L'épineux, complexe et récurrent sujet de la "protection de l'emploi local" s'est invité une nouvelle fois jeudi matin à l'assemblée au cours d'une séance de questions orales au gouvernement, avant l'examen des textes du jour par les représentants. Seule question formulée jeudi matin, celle de l'élue Tavini, Éliane Tevahitua, adressée au président Édouard Fritch. L'élue indépendantiste, qui n'en est pas à sa première interpellation du gouvernement sur le sujet, est cette fois-ci montée d'un cran en affirmant relayer "les plus vives inquiétudes" de la population polynésienne au sujet de "l'immigration". Ciblant plus particulièrement "l'expatriation des métropolitains" en Polynésie française, Éliane Tevahitua en veut d'abord pour preuve son observation des "files d'attente de nos supermarchés", "files des services de l'immigration de notre aéroport", "entreprises locales" et "mairies", ou encore des groupes d'entraides sur les réseaux sociaux promouvant un "aller simple pour le fenua". Plus précise ensuite, l'élue cite les données statistiques de l'ISPF selon lesquelles "12 000 personnes sont arrivées dans notre pays" entre 2012 et 2017 "dont 10 000 habitaient auparavant la France métropolitaine".

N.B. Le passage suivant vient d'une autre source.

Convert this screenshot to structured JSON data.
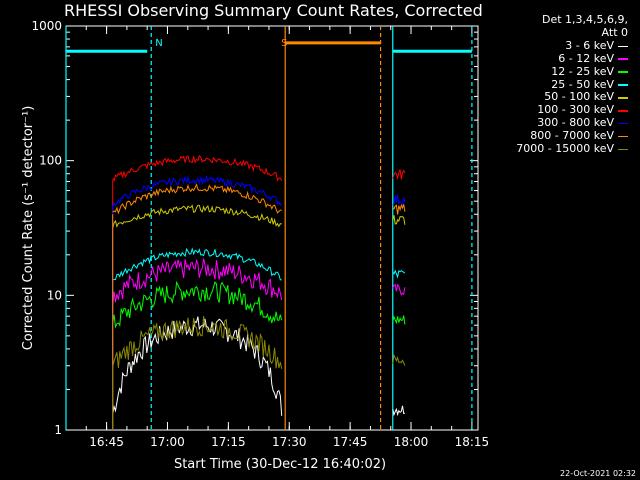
{
  "chart_data": {
    "type": "line",
    "title": "RHESSI Observing Summary Count Rates, Corrected",
    "xlabel": "Start Time (30-Dec-12 16:40:02)",
    "ylabel": "Corrected Count Rate (s⁻¹ detector⁻¹)",
    "yscale": "log",
    "ylim": [
      1,
      1000
    ],
    "yticks": [
      "1",
      "10",
      "100",
      "1000"
    ],
    "xlim_minutes": [
      -5,
      96.5
    ],
    "xticks": [
      {
        "m": 5,
        "label": "16:45"
      },
      {
        "m": 20,
        "label": "17:00"
      },
      {
        "m": 35,
        "label": "17:15"
      },
      {
        "m": 50,
        "label": "17:30"
      },
      {
        "m": 65,
        "label": "17:45"
      },
      {
        "m": 80,
        "label": "18:00"
      },
      {
        "m": 95,
        "label": "18:15"
      }
    ],
    "legend_header": [
      "Det 1,3,4,5,6,9,",
      "Att 0"
    ],
    "series": [
      {
        "name": "3 - 6 keV",
        "color": "#ffffff",
        "peak": 6,
        "edge": 1.3
      },
      {
        "name": "6 - 12 keV",
        "color": "#ff00ff",
        "peak": 16,
        "edge": 10
      },
      {
        "name": "12 - 25 keV",
        "color": "#00ff00",
        "peak": 11,
        "edge": 6
      },
      {
        "name": "25 - 50 keV",
        "color": "#00ffff",
        "peak": 21,
        "edge": 13
      },
      {
        "name": "50 - 100 keV",
        "color": "#cccc00",
        "peak": 44,
        "edge": 33
      },
      {
        "name": "100 - 300 keV",
        "color": "#ff0000",
        "peak": 103,
        "edge": 72
      },
      {
        "name": "300 - 800 keV",
        "color": "#0000ff",
        "peak": 72,
        "edge": 47
      },
      {
        "name": "800 - 7000 keV",
        "color": "#ff8800",
        "peak": 63,
        "edge": 40
      },
      {
        "name": "7000 - 15000 keV",
        "color": "#888800",
        "peak": 6,
        "edge": 3
      }
    ],
    "annotations": [
      {
        "label": "N",
        "color": "#00ffff",
        "m": 16
      },
      {
        "label": "S",
        "color": "#ff8800",
        "m": 47
      }
    ],
    "timestamp": "22-Oct-2021 02:32"
  }
}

"Face à ce constat les Polynésiens s'interrogent légitimement sur l'accès de leurs enfants au marché de l'emploi", a ensuite dénoncé l'élue Tavini, citant directement plusieurs situations concrètes parmi lesquelles les recrutements des deux derniers directeurs des filiales de l'OPT, Onati et Fare Rata, les "titulaires des brevets polynésiens de plongeurs subaquatiques" détenus par des "individus nés en métropole" et enfin le cas de la directrice de cabinet de la nouvelle ministre du Travail, Virginie Bruant, ex-employée d'Air France en Polynésie mais retournée depuis en métropole. Plus généralement, c'est sur le retard pris dans la mise en application de la loi sur la protection de l'emploi local présentée et votée par le Tapura en juillet 2019 que l'élue a conclu sa question. Éliane Tevahitua s'interrogeant sur le fait qu'elle ne soit "toujours pas opérante" trois ans après son vote.
Bruant se défend
Pour autant que la question ait été adressée à Édouard Fritch, c'est la ministre Virginie Bruant qui s'est elle-même chargée d'une réponse pour le moins circonstanciée et parfois incisive à l'élue Tavini. Dénonçant un "malheureux amalgame" et des "mensonges" de l'élue Tavini, inspirés selon-elle par "les mots de la campagne électorale de madame Le Pen et son envie permanente de chasse à l'Autre", la ministre a d'abord repris et détaillé les chiffres de l'ISPF utilisés par l'élue Tavini. "Avant 2000… 14% de la population était née hors de Polynésie. En 2007, c’est 13%. En 2012 et 2017, c’est 11%", a entamé Virginie Bruant. Sur le chiffre des 12 000 arrivants entre 2012 et 2017, la ministre a d'abord corrigé au chiffre exact de 9 150 "expatriés de métropole" en y opposant "les départs" recensés à 1 100 personnes quittant le territoire chaque année. Surtout, Virginie Bruant a rappelé les conclusions du dernier recensement de la population par l'ISPF qui pointaient du doigt le "solde migratoire négatif" de la Polynésie française. Soit plus de départs du fenua que d'arrivées.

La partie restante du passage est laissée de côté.